Under an August 2 contract worth $32 million, the aerospace firm Boeing is due to produce eight of the giant MOP bombs to fulfil the Air Force’s “operational needs,” according to Miller.
The Air Force could not say how many of the conventional bombs have been delivered so far, but the MOP is seen as a weapon made for going after underground bunkers and tunnels in North Korea or Iran.
The MOP bomb, with more than 5,000 pounds (or nearly 2.5 tons) of explosives, is supposed to fit on a B-2 stealth bomber to strike at underground sites hiding weapons of mass destruction.
About 20 feet (six meters) long, the GPS-guided bomb “will defeat our adversaries’ WMD before they leave the ground,” according to an official description posted on the website of the Defense Threat Reduction Agency and US Strategic Command.
The United States, which suspects Iran and North Korea have built nuclear facilities deep underground to thwart any possible air raids, has been developing the MOP bomb since about 2007.
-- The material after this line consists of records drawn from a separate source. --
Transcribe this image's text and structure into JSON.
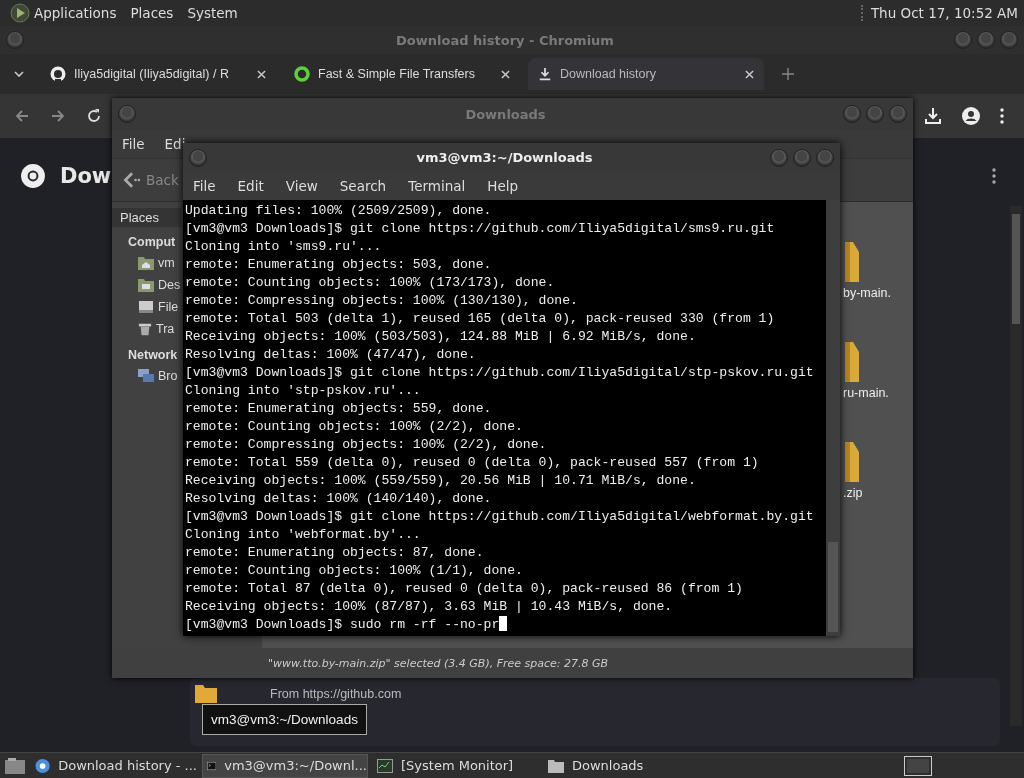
{
  "top_panel": {
    "menus": [
      "Applications",
      "Places",
      "System"
    ],
    "clock": "Thu Oct 17, 10:52 AM"
  },
  "browser": {
    "title": "Download history - Chromium",
    "tabs": [
      {
        "kind": "github",
        "label": "Iliya5digital (Iliya5digital) / R",
        "selected": false
      },
      {
        "kind": "ring",
        "label": "Fast & Simple File Transfers",
        "selected": false
      },
      {
        "kind": "download",
        "label": "Download history",
        "selected": true
      }
    ],
    "page_heading": "Dow",
    "download_source": "From https://github.com"
  },
  "file_manager": {
    "title": "Downloads",
    "menus": [
      "File",
      "Edi"
    ],
    "back_button": "Back",
    "sidebar": [
      {
        "kind": "header",
        "label": "Places"
      },
      {
        "kind": "section",
        "label": "Comput"
      },
      {
        "kind": "home",
        "label": "vm"
      },
      {
        "kind": "desktop",
        "label": "Des"
      },
      {
        "kind": "drive",
        "label": "File"
      },
      {
        "kind": "trash",
        "label": "Tra"
      },
      {
        "kind": "section",
        "label": "Network"
      },
      {
        "kind": "network",
        "label": "Bro"
      }
    ],
    "files": [
      "by-main.",
      "ru-main.",
      ".zip"
    ],
    "status": "\"www.tto.by-main.zip\" selected (3.4 GB), Free space: 27.8 GB"
  },
  "terminal": {
    "title": "vm3@vm3:~/Downloads",
    "menus": [
      "File",
      "Edit",
      "View",
      "Search",
      "Terminal",
      "Help"
    ],
    "lines": [
      "Updating files: 100% (2509/2509), done.",
      "[vm3@vm3 Downloads]$ git clone https://github.com/Iliya5digital/sms9.ru.git",
      "Cloning into 'sms9.ru'...",
      "remote: Enumerating objects: 503, done.",
      "remote: Counting objects: 100% (173/173), done.",
      "remote: Compressing objects: 100% (130/130), done.",
      "remote: Total 503 (delta 1), reused 165 (delta 0), pack-reused 330 (from 1)",
      "Receiving objects: 100% (503/503), 124.88 MiB | 6.92 MiB/s, done.",
      "Resolving deltas: 100% (47/47), done.",
      "[vm3@vm3 Downloads]$ git clone https://github.com/Iliya5digital/stp-pskov.ru.git",
      "Cloning into 'stp-pskov.ru'...",
      "remote: Enumerating objects: 559, done.",
      "remote: Counting objects: 100% (2/2), done.",
      "remote: Compressing objects: 100% (2/2), done.",
      "remote: Total 559 (delta 0), reused 0 (delta 0), pack-reused 557 (from 1)",
      "Receiving objects: 100% (559/559), 20.56 MiB | 10.71 MiB/s, done.",
      "Resolving deltas: 100% (140/140), done.",
      "[vm3@vm3 Downloads]$ git clone https://github.com/Iliya5digital/webformat.by.git",
      "Cloning into 'webformat.by'...",
      "remote: Enumerating objects: 87, done.",
      "remote: Counting objects: 100% (1/1), done.",
      "remote: Total 87 (delta 0), reused 0 (delta 0), pack-reused 86 (from 1)",
      "Receiving objects: 100% (87/87), 3.63 MiB | 10.43 MiB/s, done.",
      "[vm3@vm3 Downloads]$ sudo rm -rf --no-pr"
    ]
  },
  "tooltip": "vm3@vm3:~/Downloads",
  "taskbar": [
    {
      "kind": "browser",
      "label": "Download history - ...",
      "selected": false
    },
    {
      "kind": "terminal",
      "label": "vm3@vm3:~/Downl...",
      "selected": true
    },
    {
      "kind": "monitor",
      "label": "[System Monitor]",
      "selected": false
    },
    {
      "kind": "folder",
      "label": "Downloads",
      "selected": false
    }
  ]
}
The weapon, made to penetrate up to 200 feet of reinforced concrete before exploding, is ten times more powerful than its predecessor, the BLU-109.
The new MOP is also twice as heavy as the “daisy cutter” bomb employed in Vietnam and in Tora Bora at the outset of the war in Afghanistan.
The “daisy cutter” has since been retired and replaced with the MOAB, the Massive Ordnance Air Blast bomb or “the Mother of All Bombs,” which weighs less than the MOP bomb but contains more explosive power.